Department of Chemistry, King's College London, London, SE1 1DB, UK.
The Koch Institute for Integrative Cancer Research, Massachusetts Institute of Technology, Cambridge, Massachusetts, 02139, USA.
Chemistry. 2017 Jul 18;23(40):9674-9682. doi: 10.1002/chem.201701837. Epub 2017 Jun 27.

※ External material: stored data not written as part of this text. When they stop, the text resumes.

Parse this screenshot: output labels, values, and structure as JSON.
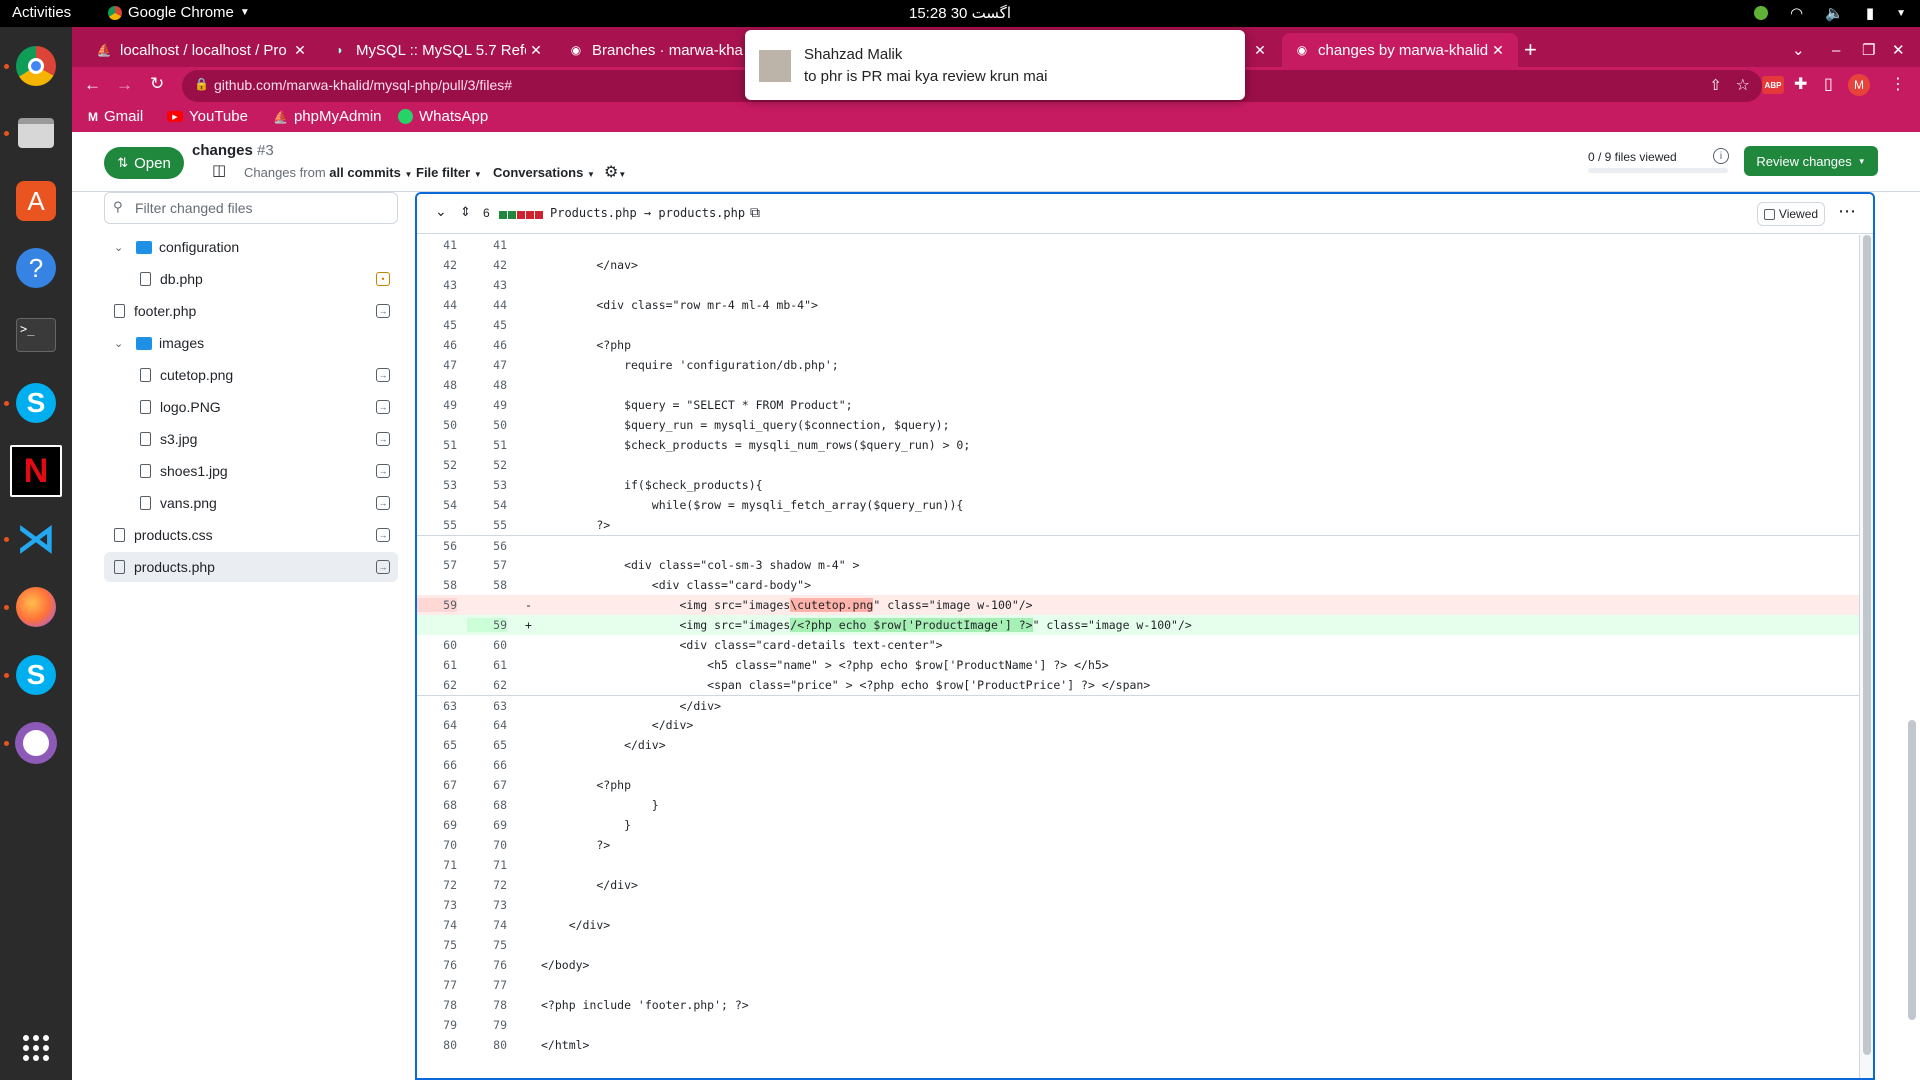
{
  "gnome": {
    "activities": "Activities",
    "app_name": "Google Chrome",
    "clock": "15:28  30 اگست"
  },
  "dock": {
    "items": [
      "chrome-icon",
      "files-icon",
      "ubuntu-software-icon",
      "help-icon",
      "terminal-icon",
      "skype-icon",
      "netflix-icon",
      "vscode-icon",
      "firefox-icon",
      "skype-icon",
      "github-desktop-icon",
      "app-grid-icon"
    ]
  },
  "browser": {
    "tabs": [
      {
        "title": "localhost / localhost / Pro"
      },
      {
        "title": "MySQL :: MySQL 5.7 Refer"
      },
      {
        "title": "Branches · marwa-kha"
      },
      {
        "title": "changes by marwa-khalid"
      }
    ],
    "url": "github.com/marwa-khalid/mysql-php/pull/3/files#",
    "bookmarks": [
      "Gmail",
      "YouTube",
      "phpMyAdmin",
      "WhatsApp"
    ],
    "profile_initial": "M",
    "abp": "ABP"
  },
  "notification": {
    "title": "Shahzad Malik",
    "body": "to phr is PR mai kya review krun mai"
  },
  "pr": {
    "status": "Open",
    "title": "changes",
    "number": "#3",
    "changes_from": "Changes from",
    "all_commits": "all commits",
    "file_filter": "File filter",
    "conversations": "Conversations",
    "files_viewed": "0 / 9 files viewed",
    "review_button": "Review changes",
    "filter_placeholder": "Filter changed files"
  },
  "tree": [
    {
      "type": "folder",
      "name": "configuration",
      "depth": 0
    },
    {
      "type": "file",
      "name": "db.php",
      "depth": 1,
      "status": "modified"
    },
    {
      "type": "file",
      "name": "footer.php",
      "depth": 0,
      "status": "added"
    },
    {
      "type": "folder",
      "name": "images",
      "depth": 0
    },
    {
      "type": "file",
      "name": "cutetop.png",
      "depth": 1,
      "status": "added"
    },
    {
      "type": "file",
      "name": "logo.PNG",
      "depth": 1,
      "status": "added"
    },
    {
      "type": "file",
      "name": "s3.jpg",
      "depth": 1,
      "status": "added"
    },
    {
      "type": "file",
      "name": "shoes1.jpg",
      "depth": 1,
      "status": "added"
    },
    {
      "type": "file",
      "name": "vans.png",
      "depth": 1,
      "status": "added"
    },
    {
      "type": "file",
      "name": "products.css",
      "depth": 0,
      "status": "added"
    },
    {
      "type": "file",
      "name": "products.php",
      "depth": 0,
      "status": "added",
      "selected": true
    }
  ],
  "diff": {
    "change_count": "6",
    "file_rename": "Products.php → products.php",
    "viewed_label": "Viewed",
    "lines": [
      {
        "o": "41",
        "n": "41",
        "t": "ctx",
        "c": ""
      },
      {
        "o": "42",
        "n": "42",
        "t": "ctx",
        "c": "        </nav>"
      },
      {
        "o": "43",
        "n": "43",
        "t": "ctx",
        "c": ""
      },
      {
        "o": "44",
        "n": "44",
        "t": "ctx",
        "c": "        <div class=\"row mr-4 ml-4 mb-4\">"
      },
      {
        "o": "45",
        "n": "45",
        "t": "ctx",
        "c": ""
      },
      {
        "o": "46",
        "n": "46",
        "t": "ctx",
        "c": "        <?php"
      },
      {
        "o": "47",
        "n": "47",
        "t": "ctx",
        "c": "            require 'configuration/db.php';"
      },
      {
        "o": "48",
        "n": "48",
        "t": "ctx",
        "c": ""
      },
      {
        "o": "49",
        "n": "49",
        "t": "ctx",
        "c": "            $query = \"SELECT * FROM Product\";"
      },
      {
        "o": "50",
        "n": "50",
        "t": "ctx",
        "c": "            $query_run = mysqli_query($connection, $query);"
      },
      {
        "o": "51",
        "n": "51",
        "t": "ctx",
        "c": "            $check_products = mysqli_num_rows($query_run) > 0;"
      },
      {
        "o": "52",
        "n": "52",
        "t": "ctx",
        "c": ""
      },
      {
        "o": "53",
        "n": "53",
        "t": "ctx",
        "c": "            if($check_products){"
      },
      {
        "o": "54",
        "n": "54",
        "t": "ctx",
        "c": "                while($row = mysqli_fetch_array($query_run)){"
      },
      {
        "o": "55",
        "n": "55",
        "t": "ctx",
        "c": "        ?>"
      },
      {
        "o": "56",
        "n": "56",
        "t": "ctx",
        "c": "",
        "hunk": true
      },
      {
        "o": "57",
        "n": "57",
        "t": "ctx",
        "c": "            <div class=\"col-sm-3 shadow m-4\" >"
      },
      {
        "o": "58",
        "n": "58",
        "t": "ctx",
        "c": "                <div class=\"card-body\">"
      },
      {
        "o": "59",
        "n": "",
        "t": "del",
        "m": "-",
        "pre": "                    <img src=\"images",
        "hl": "\\cutetop.png",
        "post": "\" class=\"image w-100\"/>"
      },
      {
        "o": "",
        "n": "59",
        "t": "add",
        "m": "+",
        "pre": "                    <img src=\"images",
        "hl": "/<?php echo $row['ProductImage'] ?>",
        "post": "\" class=\"image w-100\"/>"
      },
      {
        "o": "60",
        "n": "60",
        "t": "ctx",
        "c": "                    <div class=\"card-details text-center\">"
      },
      {
        "o": "61",
        "n": "61",
        "t": "ctx",
        "c": "                        <h5 class=\"name\" > <?php echo $row['ProductName'] ?> </h5>"
      },
      {
        "o": "62",
        "n": "62",
        "t": "ctx",
        "c": "                        <span class=\"price\" > <?php echo $row['ProductPrice'] ?> </span>"
      },
      {
        "o": "63",
        "n": "63",
        "t": "ctx",
        "c": "                    </div>",
        "hunk": true
      },
      {
        "o": "64",
        "n": "64",
        "t": "ctx",
        "c": "                </div>"
      },
      {
        "o": "65",
        "n": "65",
        "t": "ctx",
        "c": "            </div>"
      },
      {
        "o": "66",
        "n": "66",
        "t": "ctx",
        "c": ""
      },
      {
        "o": "67",
        "n": "67",
        "t": "ctx",
        "c": "        <?php"
      },
      {
        "o": "68",
        "n": "68",
        "t": "ctx",
        "c": "                }"
      },
      {
        "o": "69",
        "n": "69",
        "t": "ctx",
        "c": "            }"
      },
      {
        "o": "70",
        "n": "70",
        "t": "ctx",
        "c": "        ?>"
      },
      {
        "o": "71",
        "n": "71",
        "t": "ctx",
        "c": ""
      },
      {
        "o": "72",
        "n": "72",
        "t": "ctx",
        "c": "        </div>"
      },
      {
        "o": "73",
        "n": "73",
        "t": "ctx",
        "c": ""
      },
      {
        "o": "74",
        "n": "74",
        "t": "ctx",
        "c": "    </div>"
      },
      {
        "o": "75",
        "n": "75",
        "t": "ctx",
        "c": ""
      },
      {
        "o": "76",
        "n": "76",
        "t": "ctx",
        "c": "</body>"
      },
      {
        "o": "77",
        "n": "77",
        "t": "ctx",
        "c": ""
      },
      {
        "o": "78",
        "n": "78",
        "t": "ctx",
        "c": "<?php include 'footer.php'; ?>"
      },
      {
        "o": "79",
        "n": "79",
        "t": "ctx",
        "c": ""
      },
      {
        "o": "80",
        "n": "80",
        "t": "ctx",
        "c": "</html>"
      }
    ]
  },
  "colors": {
    "chrome_frame": "#a8124e",
    "chrome_toolbar": "#c71b61",
    "github_green": "#1f883d",
    "focus_blue": "#0969da"
  }
}
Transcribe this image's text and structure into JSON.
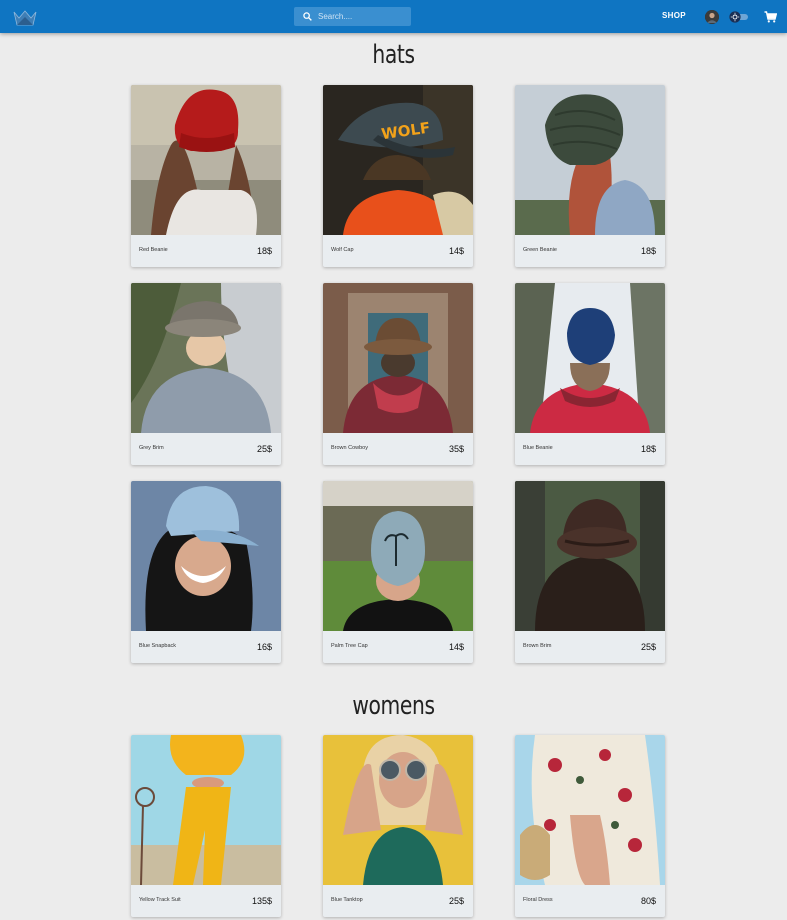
{
  "header": {
    "search_placeholder": "Search....",
    "shop_label": "SHOP",
    "brand_color": "#0f75c2",
    "icons": [
      "crown-logo-icon",
      "search-icon",
      "avatar",
      "theme-toggle-icon",
      "cart-icon"
    ]
  },
  "sections": [
    {
      "title": "hats",
      "products": [
        {
          "name": "Red Beanie",
          "price": "18$"
        },
        {
          "name": "Wolf Cap",
          "price": "14$"
        },
        {
          "name": "Green Beanie",
          "price": "18$"
        },
        {
          "name": "Grey Brim",
          "price": "25$"
        },
        {
          "name": "Brown Cowboy",
          "price": "35$"
        },
        {
          "name": "Blue Beanie",
          "price": "18$"
        },
        {
          "name": "Blue Snapback",
          "price": "16$"
        },
        {
          "name": "Palm Tree Cap",
          "price": "14$"
        },
        {
          "name": "Brown Brim",
          "price": "25$"
        }
      ]
    },
    {
      "title": "womens",
      "products": [
        {
          "name": "Yellow Track Suit",
          "price": "135$"
        },
        {
          "name": "Blue Tanktop",
          "price": "25$"
        },
        {
          "name": "Floral Dress",
          "price": "80$"
        }
      ]
    }
  ]
}
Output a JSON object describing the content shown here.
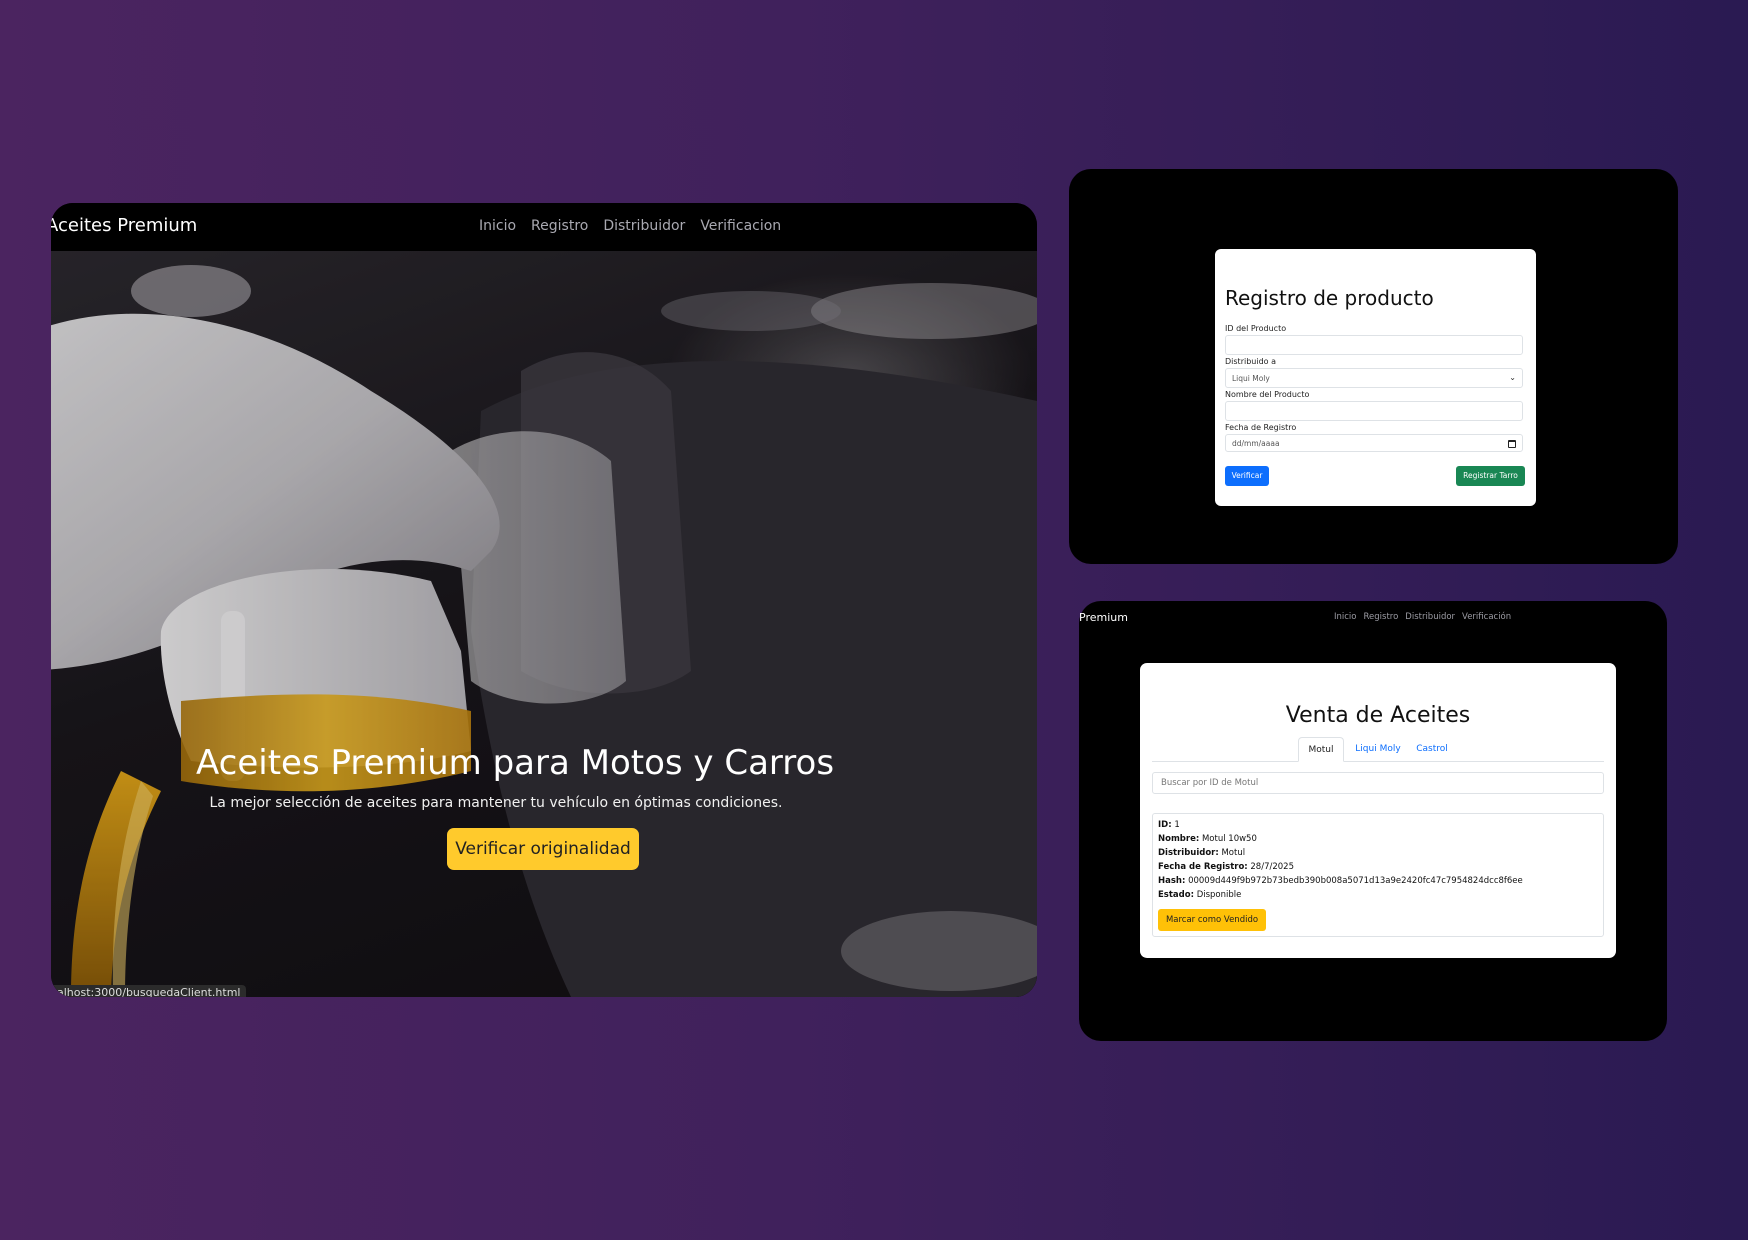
{
  "landing": {
    "brand": "Aceites Premium",
    "nav": [
      "Inicio",
      "Registro",
      "Distribuidor",
      "Verificacion"
    ],
    "hero_title": "Aceites Premium para Motos y Carros",
    "hero_subtitle": "La mejor selección de aceites para mantener tu vehículo en óptimas condiciones.",
    "cta_label": "Verificar originalidad",
    "status_url": "alhost:3000/busquedaClient.html",
    "accent_color": "#ffca2c"
  },
  "registro": {
    "title": "Registro de producto",
    "fields": {
      "id_label": "ID del Producto",
      "id_value": "",
      "distribuido_label": "Distribuido a",
      "distribuido_value": "Liqui Moly",
      "nombre_label": "Nombre del Producto",
      "nombre_value": "",
      "fecha_label": "Fecha de Registro",
      "fecha_placeholder": "dd/mm/aaaa"
    },
    "buttons": {
      "verificar": "Verificar",
      "registrar": "Registrar Tarro"
    },
    "colors": {
      "primary": "#0d6efd",
      "success": "#198754"
    }
  },
  "venta": {
    "brand": "Premium",
    "nav": [
      "Inicio",
      "Registro",
      "Distribuidor",
      "Verificación"
    ],
    "title": "Venta de Aceites",
    "tabs": [
      "Motul",
      "Liqui Moly",
      "Castrol"
    ],
    "active_tab": "Motul",
    "search_placeholder": "Buscar por ID de Motul",
    "result": {
      "id_label": "ID:",
      "id_value": "1",
      "nombre_label": "Nombre:",
      "nombre_value": "Motul 10w50",
      "distribuidor_label": "Distribuidor:",
      "distribuidor_value": "Motul",
      "fecha_label": "Fecha de Registro:",
      "fecha_value": "28/7/2025",
      "hash_label": "Hash:",
      "hash_value": "00009d449f9b972b73bedb390b008a5071d13a9e2420fc47c7954824dcc8f6ee",
      "estado_label": "Estado:",
      "estado_value": "Disponible"
    },
    "sold_button": "Marcar como Vendido",
    "warning_color": "#ffc107"
  }
}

The cytotoxic properties of a series of nickel(II)-dithiocarbamate phenanthroline complexes is reported. The complexes 1-6 kill bulk cancer cells and cancer stem cells (CSCs) with micromolar potency. Two of the complexes, 2 and 6, kill twice as many breast cancer stem cell (CSC)-enriched HMLER-shEcad cells as compared to breast CSC-depleted HMLER cells. Complex 2 inhibits mammosphere formation to a similar extent as salinomycin (a CSC-specific toxin). Detailed mechanistic studies suggest that 2 induces CSC death by necroptosis, a programmed form of necrosis. Specifically, 2 triggers MLKL phosphorylation, oligomerization, and translocation to the cell membrane. Additionally, 2 induces necrosome-mediated propidium iodide (PI) uptake and mitochondrial membrane depolarisation, as well as morphological changes consistent with necroptotosis. Strikingly, 2 does not evoke necroptosis by intracellular reactive oxygen species (ROS) production or poly(ADP) ribose polymerase (PARP-1) activation.
本文报道了一系列镍(II)-二硫代氨基甲酸盐菲咯啉配合物的细胞毒性特性。这些配合物 1-6 以微摩尔效力杀死大量癌细胞和癌症干细胞(CSC)。其中两种配合物 2 和 6 杀死富含乳腺癌干细胞(CSC)的 HMLER-shEcad 细胞的数量是乳腺癌 CSC 耗尽的 HMLER 细胞的两倍。复合物 2 抑制类球体形成的程度与博来霉素(一种 CSC 特异性毒素)相似。详细的机制研究表明,2 通过坏死细胞程序性死亡(necroptosis)诱导 CSC 死亡。具体而言,2 触发 MLKL 磷酸化、寡聚化和向细胞膜易位。此外,2 诱导坏死体介导的碘化丙啶(PI)摄取和线粒体膜去极化,以及与坏死细胞程序性死亡一致的形态变化。引人注目的是,2 不会通过细胞内活性氧(ROS)产生或聚(ADP-核糖)聚合酶(PARP-1)激活引起坏死细胞程序性死亡。